Agriculture is the backbone of numerous countries, globally ensuring food security and providing employment and livelihoods. Nevertheless, farmers encounter various challenges, including inefficient harvesting practices, limited market access, and low productivity. In response, governments and policymakers frequently enact reforms to modernise and enhance the agricultural sector.
This blog examines Kenya’s many changes as we develop agriculture-related policies. We’ll also contrast a few of these policies with those of East African nations. The following reforms are either made to benefit the government or the farmer. Among them are:
- Tax
- Policies
- Subsidies
While some measures serve as means for revenue collection, others directly address the challenges farmers face. It is essential to note that in most East African countries, the agricultural sector operates within the informal economy, leading to the introduction of new regulations to address sector-specific issues.
Tax
The Kenyan government has long struggled with taxing the agriculture sector due to the prevalence of small-scale, largely unregistered farmers. Various tax laws have been instituted to address this challenge, including a 5% withholding tax on agricultural produce. One strategy for collecting this tax involves farmers’ cooperatives, where the cooperative group withholds a portion of payments upon delivery of each produce.
Additionally, the government is exploring other taxation measures such as exemptions, standard ratings, and zero ratings. Notably, grain storage facilities are among the tax-exempt entities that help reduce grain wastage. However, the recent elimination of maize seed exemptions has rendered them less affordable for farmers.
Looking at other East African markets, Tanzania imposed a 2% withholding tax on agricultural, livestock, and fishery products in 2021. Most of the taxes will be passed on to consumers.
Reforms
The government has implemented reforms to ensure market access to overseas markets while safeguarding local farmers against competition from cheap imports. These reforms are enforced through local regulators or regional bodies like COMESA. In November 2023, Kenya secured a two-year extension of sugar safeguard measures, subjecting sugar exports from COMESA countries to custom duties to protect the local market from the influx of cheap sugar.
Upon expiration, sugar from COMESA countries can be imported duty-free. Comparing production costs, Malawian sugar is produced at USD 215, Swazi sugar at USD 275, and Kenyan sugar at USD 210 at the farm level. This means that although Kenyan sugar is competitive locally, COMESA sugar can be imported at a similar price in case of a deficit.
Significant reforms have been underway in the realm of coffee. Under the new government, the National Coffee Exchange (NCE) has established a cupping laboratory to streamline pricing. This marks a departure from previous methods, where farmers determined the price.
Contrastingly, in Uganda, coffee companies are permitted to sell directly to the market without regulatory oversight. Moreover, Uganda withdrew from the International Coffee Organization due to perceived biases favouring importers over producers.
Subsidy
Fertilizer remains a critical issue in Kenya, impacting farmers nationwide.
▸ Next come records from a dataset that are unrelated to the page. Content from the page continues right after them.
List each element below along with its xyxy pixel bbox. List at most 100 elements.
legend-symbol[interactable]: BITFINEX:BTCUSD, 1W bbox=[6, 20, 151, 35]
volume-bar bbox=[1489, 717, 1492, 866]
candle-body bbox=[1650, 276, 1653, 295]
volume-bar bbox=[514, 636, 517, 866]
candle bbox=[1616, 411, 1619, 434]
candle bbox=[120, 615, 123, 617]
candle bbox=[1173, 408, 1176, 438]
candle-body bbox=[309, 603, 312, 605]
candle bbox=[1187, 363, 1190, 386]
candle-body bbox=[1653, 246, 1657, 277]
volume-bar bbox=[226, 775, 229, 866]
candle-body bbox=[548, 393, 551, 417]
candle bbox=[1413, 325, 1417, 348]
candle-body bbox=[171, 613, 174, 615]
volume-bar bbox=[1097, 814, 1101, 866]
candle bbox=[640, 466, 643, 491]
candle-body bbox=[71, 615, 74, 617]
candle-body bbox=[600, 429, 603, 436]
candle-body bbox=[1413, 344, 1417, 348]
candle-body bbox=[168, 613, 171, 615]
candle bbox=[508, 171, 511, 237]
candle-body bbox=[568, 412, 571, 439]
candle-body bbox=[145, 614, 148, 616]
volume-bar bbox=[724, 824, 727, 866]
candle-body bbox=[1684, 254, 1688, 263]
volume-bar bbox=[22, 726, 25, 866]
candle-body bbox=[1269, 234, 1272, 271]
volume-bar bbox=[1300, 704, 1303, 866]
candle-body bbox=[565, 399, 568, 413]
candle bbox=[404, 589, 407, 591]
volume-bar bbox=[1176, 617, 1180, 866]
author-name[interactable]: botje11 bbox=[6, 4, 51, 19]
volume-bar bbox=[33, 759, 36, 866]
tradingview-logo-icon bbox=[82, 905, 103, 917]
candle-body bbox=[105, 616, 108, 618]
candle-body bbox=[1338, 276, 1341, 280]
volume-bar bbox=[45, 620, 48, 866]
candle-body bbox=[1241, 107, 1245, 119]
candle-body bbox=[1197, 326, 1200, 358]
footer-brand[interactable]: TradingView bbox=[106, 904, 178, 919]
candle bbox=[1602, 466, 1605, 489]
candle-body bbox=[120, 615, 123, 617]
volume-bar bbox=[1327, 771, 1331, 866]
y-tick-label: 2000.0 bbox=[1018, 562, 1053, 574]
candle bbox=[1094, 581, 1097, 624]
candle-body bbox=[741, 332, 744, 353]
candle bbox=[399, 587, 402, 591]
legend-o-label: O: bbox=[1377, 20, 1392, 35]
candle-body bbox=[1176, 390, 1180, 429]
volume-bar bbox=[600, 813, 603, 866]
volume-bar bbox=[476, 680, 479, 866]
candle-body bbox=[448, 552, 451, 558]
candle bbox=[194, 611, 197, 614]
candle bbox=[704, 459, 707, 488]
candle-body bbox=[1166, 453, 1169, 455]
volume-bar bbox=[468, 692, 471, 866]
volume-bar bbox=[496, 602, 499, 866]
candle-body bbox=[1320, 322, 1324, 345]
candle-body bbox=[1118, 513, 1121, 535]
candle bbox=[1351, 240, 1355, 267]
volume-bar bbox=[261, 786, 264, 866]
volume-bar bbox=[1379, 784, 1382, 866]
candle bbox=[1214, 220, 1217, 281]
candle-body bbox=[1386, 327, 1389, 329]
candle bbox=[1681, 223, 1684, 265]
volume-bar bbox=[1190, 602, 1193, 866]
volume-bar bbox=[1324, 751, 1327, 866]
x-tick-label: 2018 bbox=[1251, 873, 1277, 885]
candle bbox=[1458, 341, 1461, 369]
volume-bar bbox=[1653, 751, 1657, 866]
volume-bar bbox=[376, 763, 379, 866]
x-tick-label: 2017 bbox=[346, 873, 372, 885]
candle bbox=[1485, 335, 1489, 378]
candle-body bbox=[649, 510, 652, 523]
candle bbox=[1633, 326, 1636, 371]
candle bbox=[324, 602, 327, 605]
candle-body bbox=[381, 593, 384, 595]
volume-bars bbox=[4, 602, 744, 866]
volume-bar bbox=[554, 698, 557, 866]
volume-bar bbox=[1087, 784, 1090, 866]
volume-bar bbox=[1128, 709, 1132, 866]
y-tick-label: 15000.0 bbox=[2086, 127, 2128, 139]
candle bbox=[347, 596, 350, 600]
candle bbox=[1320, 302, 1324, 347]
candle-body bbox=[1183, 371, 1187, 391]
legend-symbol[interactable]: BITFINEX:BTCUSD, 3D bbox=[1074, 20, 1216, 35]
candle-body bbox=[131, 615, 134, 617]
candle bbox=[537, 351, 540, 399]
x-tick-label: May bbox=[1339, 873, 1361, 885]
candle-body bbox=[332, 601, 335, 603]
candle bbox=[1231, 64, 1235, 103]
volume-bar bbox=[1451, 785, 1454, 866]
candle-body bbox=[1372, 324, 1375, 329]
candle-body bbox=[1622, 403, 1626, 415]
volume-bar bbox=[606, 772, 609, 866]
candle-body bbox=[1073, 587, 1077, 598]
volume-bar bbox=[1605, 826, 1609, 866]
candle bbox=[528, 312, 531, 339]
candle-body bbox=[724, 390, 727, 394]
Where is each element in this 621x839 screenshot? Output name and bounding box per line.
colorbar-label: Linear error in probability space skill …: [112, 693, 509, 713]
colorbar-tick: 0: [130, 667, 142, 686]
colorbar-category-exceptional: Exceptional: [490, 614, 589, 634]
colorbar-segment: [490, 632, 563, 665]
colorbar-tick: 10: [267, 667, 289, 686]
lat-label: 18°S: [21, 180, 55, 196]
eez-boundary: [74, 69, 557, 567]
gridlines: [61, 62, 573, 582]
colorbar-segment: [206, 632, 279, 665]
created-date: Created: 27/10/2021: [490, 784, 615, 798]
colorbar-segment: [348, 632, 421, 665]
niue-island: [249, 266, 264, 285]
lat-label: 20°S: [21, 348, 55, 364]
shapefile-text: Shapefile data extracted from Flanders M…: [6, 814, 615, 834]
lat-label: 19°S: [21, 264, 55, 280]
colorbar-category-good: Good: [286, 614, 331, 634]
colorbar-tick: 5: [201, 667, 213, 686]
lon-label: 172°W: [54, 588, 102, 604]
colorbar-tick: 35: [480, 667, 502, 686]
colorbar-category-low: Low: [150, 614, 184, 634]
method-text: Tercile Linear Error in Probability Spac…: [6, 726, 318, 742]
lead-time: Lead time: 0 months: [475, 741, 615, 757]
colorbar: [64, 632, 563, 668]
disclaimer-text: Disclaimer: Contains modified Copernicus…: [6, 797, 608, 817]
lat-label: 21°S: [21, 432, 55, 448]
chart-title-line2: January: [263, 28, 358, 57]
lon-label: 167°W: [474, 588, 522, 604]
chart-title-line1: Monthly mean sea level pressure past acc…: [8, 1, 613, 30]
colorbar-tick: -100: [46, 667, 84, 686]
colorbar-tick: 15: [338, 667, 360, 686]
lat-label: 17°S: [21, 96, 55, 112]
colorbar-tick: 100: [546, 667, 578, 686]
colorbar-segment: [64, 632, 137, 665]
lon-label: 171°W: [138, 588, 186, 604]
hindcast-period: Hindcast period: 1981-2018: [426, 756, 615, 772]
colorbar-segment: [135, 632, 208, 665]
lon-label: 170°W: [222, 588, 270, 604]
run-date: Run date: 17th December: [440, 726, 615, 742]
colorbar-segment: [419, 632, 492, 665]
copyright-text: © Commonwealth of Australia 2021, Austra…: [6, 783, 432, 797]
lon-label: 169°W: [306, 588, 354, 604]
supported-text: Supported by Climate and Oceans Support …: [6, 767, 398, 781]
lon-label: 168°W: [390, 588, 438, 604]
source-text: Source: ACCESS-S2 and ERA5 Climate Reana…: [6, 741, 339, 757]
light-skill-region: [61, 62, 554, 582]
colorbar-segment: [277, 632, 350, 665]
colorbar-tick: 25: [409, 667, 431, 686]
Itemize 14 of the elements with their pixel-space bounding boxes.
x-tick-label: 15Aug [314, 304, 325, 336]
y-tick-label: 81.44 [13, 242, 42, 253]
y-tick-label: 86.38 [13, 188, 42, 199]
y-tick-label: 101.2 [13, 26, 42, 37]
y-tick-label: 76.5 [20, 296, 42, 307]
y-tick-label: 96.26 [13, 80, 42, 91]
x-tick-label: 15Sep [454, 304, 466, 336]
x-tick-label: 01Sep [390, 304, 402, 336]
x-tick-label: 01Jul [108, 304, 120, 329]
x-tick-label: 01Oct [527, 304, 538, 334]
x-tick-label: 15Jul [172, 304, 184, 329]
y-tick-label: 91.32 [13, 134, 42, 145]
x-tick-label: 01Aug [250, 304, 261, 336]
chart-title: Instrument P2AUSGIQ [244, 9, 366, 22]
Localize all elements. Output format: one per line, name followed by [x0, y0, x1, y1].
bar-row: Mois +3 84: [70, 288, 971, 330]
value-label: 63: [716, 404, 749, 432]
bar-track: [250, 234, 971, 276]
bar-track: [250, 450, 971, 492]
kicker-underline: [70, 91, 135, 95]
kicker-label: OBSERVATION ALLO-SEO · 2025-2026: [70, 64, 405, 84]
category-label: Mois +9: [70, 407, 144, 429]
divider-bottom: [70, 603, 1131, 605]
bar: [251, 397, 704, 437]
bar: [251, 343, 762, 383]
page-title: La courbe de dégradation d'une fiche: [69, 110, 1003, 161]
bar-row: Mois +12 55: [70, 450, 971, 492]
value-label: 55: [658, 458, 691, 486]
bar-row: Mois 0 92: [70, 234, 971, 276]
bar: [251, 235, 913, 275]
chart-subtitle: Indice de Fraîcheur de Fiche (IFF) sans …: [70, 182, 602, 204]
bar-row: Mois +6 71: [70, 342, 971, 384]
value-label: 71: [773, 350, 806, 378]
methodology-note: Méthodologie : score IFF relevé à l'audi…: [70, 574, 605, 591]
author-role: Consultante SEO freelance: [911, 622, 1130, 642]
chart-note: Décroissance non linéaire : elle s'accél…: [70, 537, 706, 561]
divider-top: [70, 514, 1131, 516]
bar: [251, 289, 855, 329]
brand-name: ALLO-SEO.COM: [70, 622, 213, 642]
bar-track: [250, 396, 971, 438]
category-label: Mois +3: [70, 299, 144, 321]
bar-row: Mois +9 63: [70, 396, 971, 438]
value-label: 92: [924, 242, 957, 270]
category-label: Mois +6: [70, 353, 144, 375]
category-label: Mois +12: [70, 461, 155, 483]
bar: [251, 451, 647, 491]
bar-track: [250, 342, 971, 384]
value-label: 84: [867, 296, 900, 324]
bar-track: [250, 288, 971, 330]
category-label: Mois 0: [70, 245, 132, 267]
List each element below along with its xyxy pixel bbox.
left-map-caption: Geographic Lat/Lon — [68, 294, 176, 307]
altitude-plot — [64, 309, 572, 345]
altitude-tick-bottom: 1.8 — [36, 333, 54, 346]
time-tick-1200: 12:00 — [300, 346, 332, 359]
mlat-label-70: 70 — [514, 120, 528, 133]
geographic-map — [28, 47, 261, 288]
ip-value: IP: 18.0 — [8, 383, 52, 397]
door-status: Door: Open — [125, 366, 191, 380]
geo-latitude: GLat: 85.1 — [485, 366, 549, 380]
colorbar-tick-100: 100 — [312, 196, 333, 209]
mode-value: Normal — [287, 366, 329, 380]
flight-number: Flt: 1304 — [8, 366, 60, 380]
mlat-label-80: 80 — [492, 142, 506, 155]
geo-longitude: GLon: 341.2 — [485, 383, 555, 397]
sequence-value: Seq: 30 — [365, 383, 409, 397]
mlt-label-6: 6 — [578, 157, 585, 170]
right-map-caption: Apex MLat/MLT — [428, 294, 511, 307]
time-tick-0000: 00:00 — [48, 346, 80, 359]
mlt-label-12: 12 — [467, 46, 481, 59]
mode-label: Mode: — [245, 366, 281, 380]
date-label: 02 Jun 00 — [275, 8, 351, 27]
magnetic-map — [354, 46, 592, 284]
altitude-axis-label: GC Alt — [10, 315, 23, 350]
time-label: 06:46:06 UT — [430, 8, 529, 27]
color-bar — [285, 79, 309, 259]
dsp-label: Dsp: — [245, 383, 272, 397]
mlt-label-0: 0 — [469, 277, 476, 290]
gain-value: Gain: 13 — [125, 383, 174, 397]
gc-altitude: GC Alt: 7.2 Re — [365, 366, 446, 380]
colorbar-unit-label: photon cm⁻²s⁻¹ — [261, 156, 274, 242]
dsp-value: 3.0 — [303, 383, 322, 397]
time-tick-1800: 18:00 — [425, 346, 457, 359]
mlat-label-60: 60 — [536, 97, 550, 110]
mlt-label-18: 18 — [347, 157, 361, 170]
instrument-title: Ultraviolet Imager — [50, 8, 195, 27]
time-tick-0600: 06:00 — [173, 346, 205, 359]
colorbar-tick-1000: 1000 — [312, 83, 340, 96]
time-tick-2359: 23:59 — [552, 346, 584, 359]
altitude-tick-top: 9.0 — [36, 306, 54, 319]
Access to subsidized fertilizers has been inconsistent, leading to occasional price spikes and threatening farmers’ livelihoods. However, fertilizer subsidy programs can potentially lower agricultural production costs and subsequently contribute to reducing food prices.
On several occasions, the government has stated that subsidized fertilizer should be available on the market. In 2023, they disclosed the sale of 34,000 bags of fertilizer at Kes 2500, down from Kes 3500, benefiting over 200,000 farmers. Yet, the true impact of this initiative on the market remains uncertain.
Other nations have successfully implemented subsidy programs like Tanzania’s National Input Voucher System (NAIVS), established in 2002/2003. While designed to assist small-holder farmers in purchasing government-subsidized fertilizer, the program inadvertently widened the gap between small and large-scale farmers. Despite its intended purpose of supporting smallholders, large-scale farmers also gained access to the program, exacerbating inequalities.